The researchers examined data from about 6,500 people who were enrolled in the 1970 British Birth Cohort Study when they were 10 years old, at which time their emotional problems, self-perceptions and BMI were assessed.
The study subjects were re-interviewed in 1990, when they were 30 years old.
Those who had low self-esteem as children, who felt less control over their lives, and who worried more often than average were the ones most likely to have gained weight over the ensuing two decades.

This study is scheduled to appear in the British journal BMC Medicine.

Troubled Teens Build Fence, Develop Skills, Serve Community

On Sept. 18, three troubled teens blended in with the rest of the volunteers who built a fence for Canada’s John Howard Society’s Howard House. Howard House is home to the troubled youth, who have recently been released from custody and struggle with various addictions.

Jamie Hall reported on the effort in a Sept. 19 Edmonton Journal article:

The volunteers are modeling a work ethic and demonstrating skills they hope the boys will remember, and mimic, when they one day enter the working world. …

“These kids have busted their butts. They’re working as hard as anyone here,” Steve Root said.

“I asked one of them to move 100 50-pound bags of concrete. I expected to get about 10 minutes out of him and to see him sitting around somewhere. He came back half-an-hour later dripping with sweat, panting and wheezing, and asking me what he should do next.” …

More than a hundred employees from a dozen engineering companies spent the past two Fridays completing projects for the John Howard Society and for the Youth Emergency Shelter Society.

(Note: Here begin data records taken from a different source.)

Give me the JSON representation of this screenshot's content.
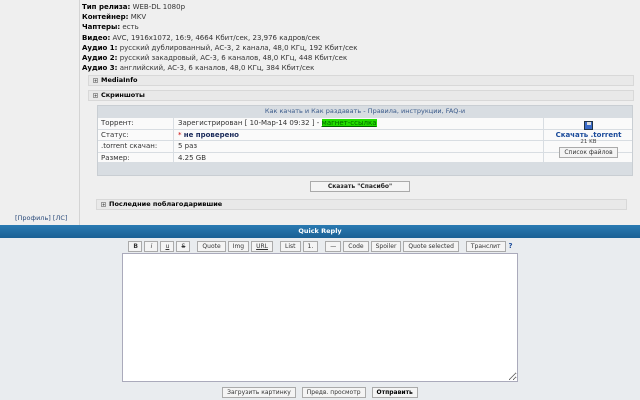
{
  "sidebar": {
    "profile": "[Профиль]",
    "pm": "[ЛС]"
  },
  "release": [
    {
      "label": "Тип релиза:",
      "value": "WEB-DL 1080p"
    },
    {
      "label": "Контейнер:",
      "value": "MKV"
    },
    {
      "label": "Чаптеры:",
      "value": "есть"
    },
    {
      "label": "Видео:",
      "value": "AVC, 1916x1072, 16:9, 4664 Кбит/сек, 23,976 кадров/сек"
    },
    {
      "label": "Аудио 1:",
      "value": "русский дублированный, AC-3, 2 канала, 48,0 КГц, 192 Кбит/сек"
    },
    {
      "label": "Аудио 2:",
      "value": "русский закадровый, AC-3, 6 каналов, 48,0 КГц, 448 Кбит/сек"
    },
    {
      "label": "Аудио 3:",
      "value": "английский, AC-3, 6 каналов, 48,0 КГц, 384 Кбит/сек"
    }
  ],
  "spoilers": {
    "mediainfo": "MediaInfo",
    "screens": "Скриншоты",
    "thanks": "Последние поблагодарившие"
  },
  "torrent": {
    "header": "Как качать и Как раздавать  -  Правила, инструкции, FAQ-и",
    "torrent_label": "Торрент:",
    "torrent_value": "Зарегистрирован  [ 10-Мар-14 09:32 ] - ",
    "magnet": "магнет-ссылка",
    "status_label": "Статус:",
    "status_mark": "*",
    "status_value": "не проверено",
    "downloads_label": ".torrent скачан:",
    "downloads_value": "5 раз",
    "size_label": "Размер:",
    "size_value": "4.25 GB",
    "download_link": "Скачать .torrent",
    "file_size": "21 KB",
    "file_list": "Список файлов",
    "magnet_bg": "#22dd00"
  },
  "thanks_button": "Сказать \"Спасибо\"",
  "quick_reply": {
    "title": "Quick Reply",
    "toolbar": [
      "B",
      "i",
      "u",
      "S",
      "Quote",
      "Img",
      "URL",
      "List",
      "1.",
      "—",
      "Code",
      "Spoiler",
      "Quote selected",
      "Транслит"
    ],
    "help": "?",
    "upload": "Загрузить картинку",
    "preview": "Предв. просмотр",
    "submit": "Отправить"
  }
}
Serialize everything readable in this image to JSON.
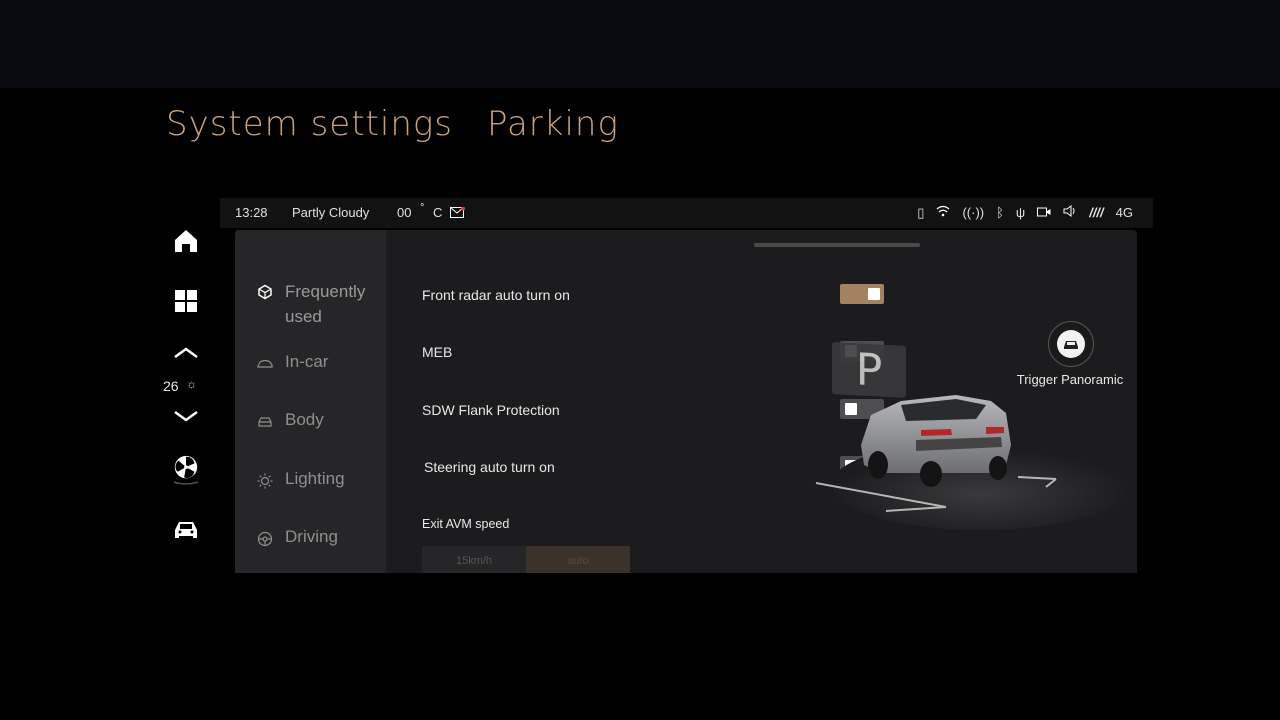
{
  "heading": {
    "part1": "System settings",
    "part2": "Parking"
  },
  "rail": {
    "temperature": "26"
  },
  "status_bar": {
    "time": "13:28",
    "weather": "Partly Cloudy",
    "temp": "00",
    "degree": "°",
    "unit": "C",
    "network": "4G"
  },
  "nav": {
    "items": [
      {
        "label": "Frequently used",
        "icon": "cube-icon",
        "active": true
      },
      {
        "label": "In-car",
        "icon": "car-outline-icon"
      },
      {
        "label": "Body",
        "icon": "car-body-icon"
      },
      {
        "label": "Lighting",
        "icon": "sun-icon"
      },
      {
        "label": "Driving",
        "icon": "steering-wheel-icon"
      }
    ]
  },
  "settings": [
    {
      "label": "Front radar auto turn on",
      "on": true
    },
    {
      "label": "MEB",
      "on": false
    },
    {
      "label": "SDW Flank Protection",
      "on": false
    },
    {
      "label": "Steering auto turn on",
      "on": false
    }
  ],
  "avm": {
    "label": "Exit AVM speed",
    "options": [
      "15km/h",
      "auto"
    ]
  },
  "gear": "P",
  "trigger": {
    "label": "Trigger Panoramic"
  },
  "colors": {
    "accent": "#a5825f",
    "heading": "#c9a27a",
    "panel": "#1c1c1e"
  }
}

The Engineering Challenge day of Caring is in its third year of pooling talent from firms around the city that commit to helping complete projects for non-profit organizations, Hall reported. The effort gives the engineers an opportunity to give back, and puts faces and names to troubled youth who might otherwise be forgotten.

More Teens Abusing ADHD Meds

A new study out of the Cincinnati Children’s Hospital Medical Center found that, over the last eight years, calls to poison control centers about teenagers abusing ADHD drugs increased 76 percent. Calls came from worried parents, emergency room doctors and others.

“In the study, researchers from Cincinnati Children’s Hospital Medical Center evaluated 1998-2005 data from the American Association of Poison Control Centers …

The surge outpaced calls for teen substance abuse generally. It also paralleled an 86 percent rise in ADHD medicine prescriptions for kids aged 10 to 19, from about four million to nearly eight million” (Source: Fox59 News)

About 42 percent of teens who were the subject of poison-control calls related to the abuse of ADHD medication experienced moderate to severe side-effects, and most ended up in an emergency room.